Q: How did you get into web and app design?
A: My whole family has been into it. My dad is in the tech industry, and my uncles are in the tech industry and my aunts are in the tech industry. I think, there is some genetic strand that we’re just wired that way. Also, it is a wide category just saying technology, we all have very different interests in this very broad category. But I’d say that my family is where I first saw the interest–like always seeing my dad working, and then that sort of expanded, and I just taught myself. Once that interest was there, I pretty much taught myself, because I was doing things very differently than my dad.
Q: What websites have you worked on before?
A: I’ve worked on a bunch of different client’s sites. Mostly they are smaller businesses, like smaller insurance companies [and] interior design businesses…and then a few personal side projects, like helping people with their blogs.

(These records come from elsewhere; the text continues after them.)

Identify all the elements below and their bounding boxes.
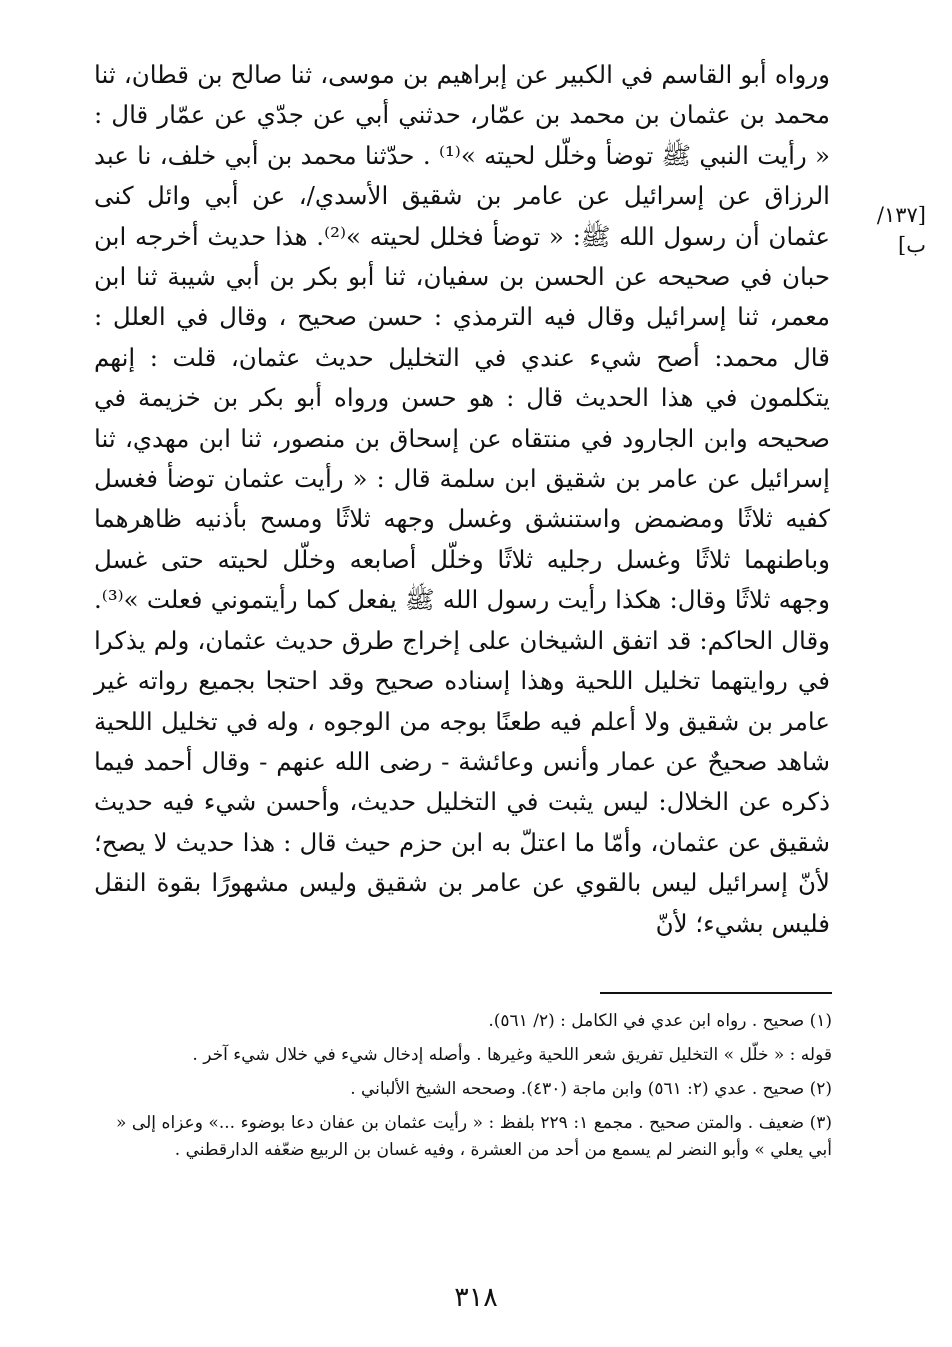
footnote-3: (٣) ضعيف . والمتن صحيح . مجمع ١: ٢٢٩ بلفظ : « رأيت عثمان بن عفان دعا بوضوء ...» وعزاه إلى « أبي يعلي » وأبو النضر لم يسمع من أحد من العشرة ، وفيه غسان بن الربيع ضعّفه الدارقطني .: [116, 1113, 832, 1160]
footnote-1: (١) صحيح . رواه ابن عدي في الكامل : (٢/ ٥٦١).: [488, 1011, 832, 1031]
main-paragraph: ورواه أبو القاسم في الكبير عن إبراهيم بن موسى، ثنا صالح بن قطان، ثنا محمد بن عثمان بن محمد بن عمّار، حدثني أبي عن جدّي عن عمّار قال : « رأيت النبي ﷺ توضأ وخلّل لحيته »⁽¹⁾ . حدّثنا محمد بن أبي خلف، نا عبد الرزاق عن إسرائيل عن عامر بن شقيق الأسدي/، عن أبي وائل كنى عثمان أن رسول الله ﷺ: « توضأ فخلل لحيته »⁽²⁾. هذا حديث أخرجه ابن حبان في صحيحه عن الحسن بن سفيان، ثنا أبو بكر بن أبي شيبة ثنا ابن معمر، ثنا إسرائيل وقال فيه الترمذي : حسن صحيح ، وقال في العلل : قال محمد: أصح شيء عندي في التخليل حديث عثمان، قلت : إنهم يتكلمون في هذا الحديث قال : هو حسن ورواه أبو بكر بن خزيمة في صحيحه وابن الجارود في منتقاه عن إسحاق بن منصور، ثنا ابن مهدي، ثنا إسرائيل عن عامر بن شقيق ابن سلمة قال : « رأيت عثمان توضأ فغسل كفيه ثلاثًا ومضمض واستنشق وغسل وجهه ثلاثًا ومسح بأذنيه ظاهرهما وباطنهما ثلاثًا وغسل رجليه ثلاثًا وخلّل أصابعه وخلّل لحيته حتى غسل وجهه ثلاثًا وقال: هكذا رأيت رسول الله ﷺ يفعل كما رأيتموني فعلت »⁽³⁾. وقال الحاكم: قد اتفق الشيخان على إخراج طرق حديث عثمان، ولم يذكرا في روايتهما تخليل اللحية وهذا إسناده صحيح وقد احتجا بجميع رواته غير عامر بن شقيق ولا أعلم فيه طعنًا بوجه من الوجوه ، وله في تخليل اللحية شاهد صحيحٌ عن عمار وأنس وعائشة - رضى الله عنهم - وقال أحمد فيما ذكره عن الخلال: ليس يثبت في التخليل حديث، وأحسن شيء فيه حديث شقيق عن عثمان، وأمّا ما اعتلّ به ابن حزم حيث قال : هذا حديث لا يصح؛ لأنّ إسرائيل ليس بالقوي عن عامر بن شقيق وليس مشهورًا بقوة النقل فليس بشيء؛ لأنّ: [94, 60, 830, 938]
main-text-body: [94, 55, 830, 944]
manuscript-folio-marker: [١٣٧/ ب]: [876, 203, 926, 257]
footnote-gloss: قوله : « خلّل » التخليل تفريق شعر اللحية وغيرها . وأصله إدخال شيء في خلال شيء آخر .: [192, 1045, 832, 1065]
footnote-2: (٢) صحيح . عدي (٢: ٥٦١) وابن ماجة (٤٣٠). وصححه الشيخ الألباني .: [350, 1079, 832, 1099]
page-number: ٣١٨: [454, 1282, 498, 1313]
footnote-separator: [600, 992, 832, 994]
footnotes-section: [116, 1008, 832, 1164]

But where I have spent the most time I’d say, are little things I’ll do when I’m studying for a test. Like when I was studying for French a few years ago, I got distracted making an app that would help me learn the conjugations and stuff, so I could just plug in all the words. Yeah, it’s a distraction but it’s fun. The only really web app that I have worked on that maybe anyone would have a real interest in, I’d say, would be Hire Humanly. It uses AI [Artificial Intelligence] to match the company to people who are being hired. But I have also done apps and stuff that are just fun. I did one last year [that] a bunch of my friends started using. [The app was] like a polling app but it was with emojis…My friends would post stupid polls and would respond with these ridiculous little things. It was fun stuff that is entertaining.
Q: I heard that you teach a business class at Berkeley Academy. What topics do you cover?

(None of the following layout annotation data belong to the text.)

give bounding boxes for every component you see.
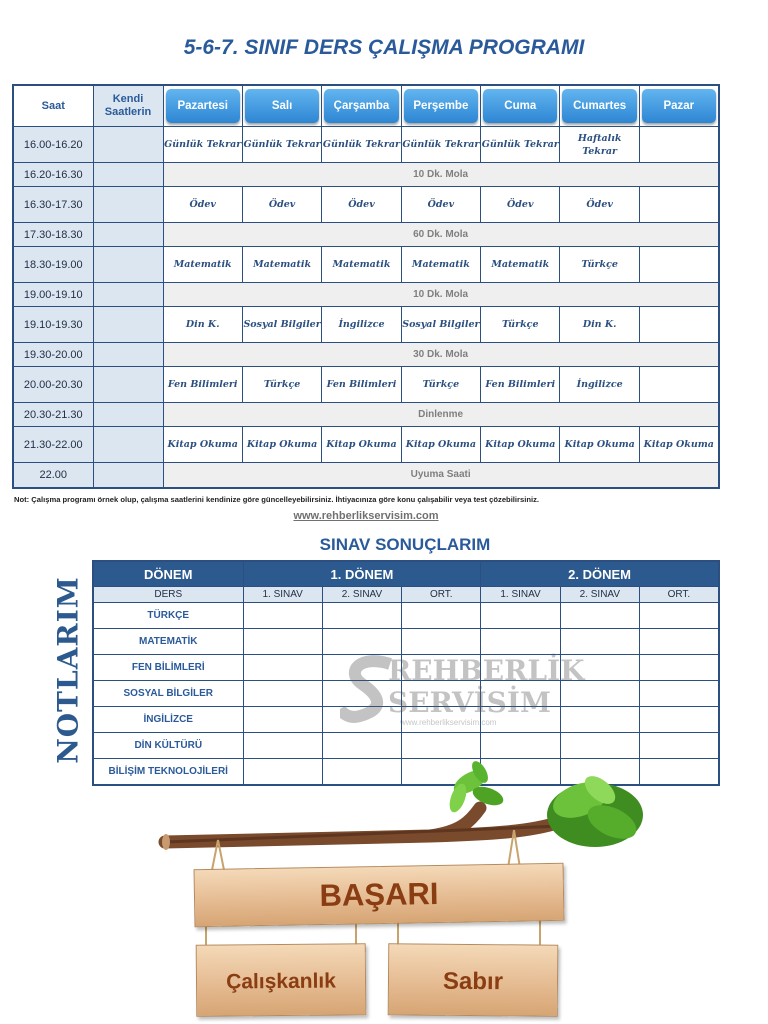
period-1-header: 1. DÖNEM (243, 561, 481, 587)
activity-cell: Matematik (481, 247, 560, 283)
activity-cell: Kitap Okuma (401, 427, 480, 463)
caliskanlik-sign-label: Çalışkanlık (226, 969, 336, 994)
subcol-header: 2. SINAV (560, 587, 639, 603)
break-cell: 60 Dk. Mola (163, 223, 719, 247)
activity-cell: Ödev (163, 187, 242, 223)
activity-cell: Matematik (242, 247, 321, 283)
activity-cell: Fen Bilimleri (481, 367, 560, 403)
time-cell: 22.00 (13, 463, 93, 488)
time-cell: 20.00-20.30 (13, 367, 93, 403)
subject-cell: İNGİLİZCE (93, 707, 243, 733)
day-header-carsamba: Çarşamba (324, 89, 398, 123)
time-cell: 16.30-17.30 (13, 187, 93, 223)
activity-cell: Haftalık Tekrar (560, 127, 639, 163)
day-header-persembe: Perşembe (404, 89, 478, 123)
activity-cell: Ödev (401, 187, 480, 223)
basari-sign-label: BAŞARI (319, 875, 439, 914)
break-cell: 10 Dk. Mola (163, 163, 719, 187)
ders-header: DERS (93, 587, 243, 603)
subcol-header: 1. SINAV (481, 587, 560, 603)
day-header-pazar: Pazar (642, 89, 716, 123)
activity-cell: Türkçe (481, 307, 560, 343)
activity-cell: Sosyal Bilgiler (242, 307, 321, 343)
watermark-url: www.rehberlikservisim.com (400, 718, 497, 727)
donem-header: DÖNEM (93, 561, 243, 587)
activity-cell: Kitap Okuma (163, 427, 242, 463)
activity-cell: Ödev (322, 187, 401, 223)
schedule-note: Not: Çalışma programı örnek olup, çalışma saatlerini kendinize göre güncelleyebilirsiniz. İhtiyacınıza göre konu çalışabilir veya test çözebilirsiniz. (14, 495, 539, 504)
activity-cell: Din K. (163, 307, 242, 343)
activity-cell: Ödev (481, 187, 560, 223)
time-cell: 19.10-19.30 (13, 307, 93, 343)
activity-cell: Günlük Tekrar (401, 127, 480, 163)
subject-cell: FEN BİLİMLERİ (93, 655, 243, 681)
activity-cell: Kitap Okuma (481, 427, 560, 463)
activity-cell: Ödev (560, 187, 639, 223)
activity-cell: Kitap Okuma (242, 427, 321, 463)
time-cell: 16.20-16.30 (13, 163, 93, 187)
activity-cell: Türkçe (242, 367, 321, 403)
activity-cell: Din K. (560, 307, 639, 343)
period-2-header: 2. DÖNEM (481, 561, 719, 587)
saat-header: Saat (13, 85, 93, 127)
activity-cell: İngilizce (560, 367, 639, 403)
activity-cell: Günlük Tekrar (481, 127, 560, 163)
activity-cell: Matematik (322, 247, 401, 283)
watermark-line2: SERVİSİM (388, 686, 551, 719)
break-cell: 30 Dk. Mola (163, 343, 719, 367)
page-title: 5-6-7. SINIF DERS ÇALIŞMA PROGRAMI (183, 36, 585, 59)
time-cell: 20.30-21.30 (13, 403, 93, 427)
activity-cell: Kitap Okuma (322, 427, 401, 463)
exam-title: SINAV SONUÇLARIM (319, 535, 491, 554)
time-cell: 19.30-20.00 (13, 343, 93, 367)
basari-sign (194, 863, 565, 927)
time-cell: 17.30-18.30 (13, 223, 93, 247)
watermark-line1: REHBERLİK (388, 654, 585, 687)
subcol-header: 1. SINAV (243, 587, 322, 603)
activity-cell: Günlük Tekrar (163, 127, 242, 163)
caliskanlik-sign (196, 943, 367, 1016)
activity-cell: Günlük Tekrar (322, 127, 401, 163)
subject-cell: TÜRKÇE (93, 603, 243, 629)
time-cell: 21.30-22.00 (13, 427, 93, 463)
subcol-header: 2. SINAV (322, 587, 401, 603)
activity-cell: Fen Bilimleri (322, 367, 401, 403)
subject-cell: MATEMATİK (93, 629, 243, 655)
activity-cell: Matematik (401, 247, 480, 283)
activity-cell: Türkçe (560, 247, 639, 283)
subcol-header: ORT. (402, 587, 481, 603)
activity-cell: Günlük Tekrar (242, 127, 321, 163)
notlarim-side-label: NOTLARIM (51, 576, 85, 764)
activity-cell: Ödev (242, 187, 321, 223)
sabir-sign (388, 943, 559, 1016)
activity-cell: Türkçe (401, 367, 480, 403)
activity-cell: Sosyal Bilgiler (401, 307, 480, 343)
break-cell: Dinlenme (163, 403, 719, 427)
activity-cell: Fen Bilimleri (163, 367, 242, 403)
leaf-cluster-right-icon (547, 771, 643, 847)
kendi-saatlerin-header: Kendi Saatlerin (93, 85, 163, 127)
activity-cell: Matematik (163, 247, 242, 283)
website-link[interactable]: www.rehberlikservisim.com (293, 510, 439, 522)
sabir-sign-label: Sabır (442, 967, 504, 996)
time-cell: 16.00-16.20 (13, 127, 93, 163)
activity-cell: İngilizce (322, 307, 401, 343)
subject-cell: DİN KÜLTÜRÜ (93, 733, 243, 759)
break-cell: Uyuma Saati (163, 463, 719, 488)
day-header-cumartesi: Cumartes (562, 89, 636, 123)
break-cell: 10 Dk. Mola (163, 283, 719, 307)
day-header-cuma: Cuma (483, 89, 557, 123)
subject-cell: SOSYAL BİLGİLER (93, 681, 243, 707)
day-header-pazartesi: Pazartesi (166, 89, 240, 123)
subcol-header: ORT. (639, 587, 718, 603)
time-cell: 19.00-19.10 (13, 283, 93, 307)
activity-cell: Kitap Okuma (560, 427, 639, 463)
time-cell: 18.30-19.00 (13, 247, 93, 283)
activity-cell: Kitap Okuma (639, 427, 718, 463)
day-header-sali: Salı (245, 89, 319, 123)
subject-cell: BİLİŞİM TEKNOLOJİLERİ (93, 759, 243, 786)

A: It’s business and entrepreneurial skills focusing more on tech businesses. But we go over things like business model canvas, showing them how to set up a site, writing a pitch stack, working on their pitch and that kind of thing.
Q: What is the most interesting project you have done so far?

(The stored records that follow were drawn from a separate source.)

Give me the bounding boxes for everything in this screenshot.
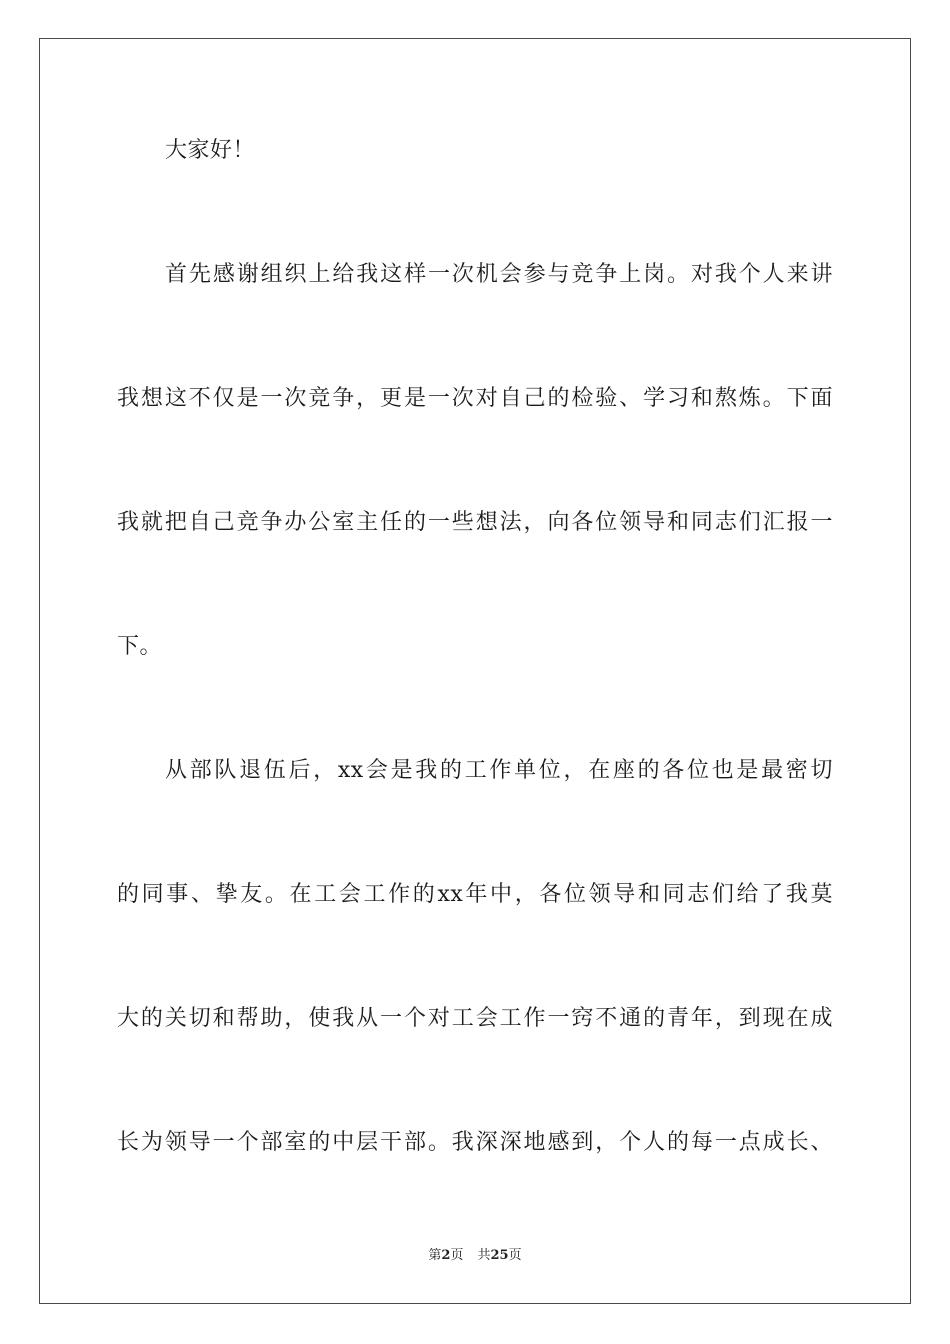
page-border bbox=[39, 38, 911, 1304]
body-text-line: 我想这不仅是一次竞争，更是一次对自己的检验、学习和熬炼。下面 bbox=[117, 386, 833, 411]
body-text-line: 的同事、挚友。在工会工作的xx年中，各位领导和同志们给了我莫 bbox=[117, 882, 833, 907]
body-text-line: 我就把自己竞争办公室主任的一些想法，向各位领导和同志们汇报一 bbox=[117, 510, 833, 535]
total-pages: 25 bbox=[490, 1248, 509, 1263]
page-number: 2 bbox=[441, 1248, 451, 1263]
body-text-line: 从部队退伍后，xx会是我的工作单位，在座的各位也是最密切 bbox=[165, 758, 833, 783]
greeting-line: 大家好！ bbox=[165, 138, 256, 163]
page-suffix: 页 bbox=[450, 1248, 464, 1263]
page-footer bbox=[0, 1247, 950, 1265]
total-suffix: 页 bbox=[508, 1248, 522, 1263]
total-prefix: 共 bbox=[477, 1248, 491, 1263]
body-text-line: 首先感谢组织上给我这样一次机会参与竞争上岗。对我个人来讲 bbox=[165, 262, 833, 287]
body-text-line: 长为领导一个部室的中层干部。我深深地感到，个人的每一点成长、 bbox=[117, 1130, 833, 1155]
body-text-line: 下。 bbox=[117, 634, 163, 659]
body-text-line: 大的关切和帮助，使我从一个对工会工作一窍不通的青年，到现在成 bbox=[117, 1006, 833, 1031]
page-prefix: 第 bbox=[428, 1248, 442, 1263]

A: I’ve done a lot of work with Hire Humanly and that’s cool also seeing how people respond to it. I really like how helpful it’s been to people who have been unemployed for a long time.
Q: Can you tell me more about other things you have done?
A: One of my clients has a company where they use an AI to help company recruiters identify if that person would fit well in that company. It sounded kind of interesting to me, and so I asked the CEO if I would be able to do an internship. I came up with a whole proposal and told him what I wanted to do exactly, and he liked that. So I did the internship there in this past summer, and what was really cool about that was that it confirmed my interest and what I want to do out of college. I got to work on a team of people, sit in on investor meetings, and I got to get people to hire, which was cool getting raised up to that level of authority.
Q: What is one piece of advice you would give an aspiring web designer?
A: If you enjoy it, then you can do it. I think you need to have a project that you actually are interested in and carries some meaning for you. The actual work itself isn’t that hard, in my opinion. It’s more once you know stuff, what makes it interesting is building things that are really helpful to other people.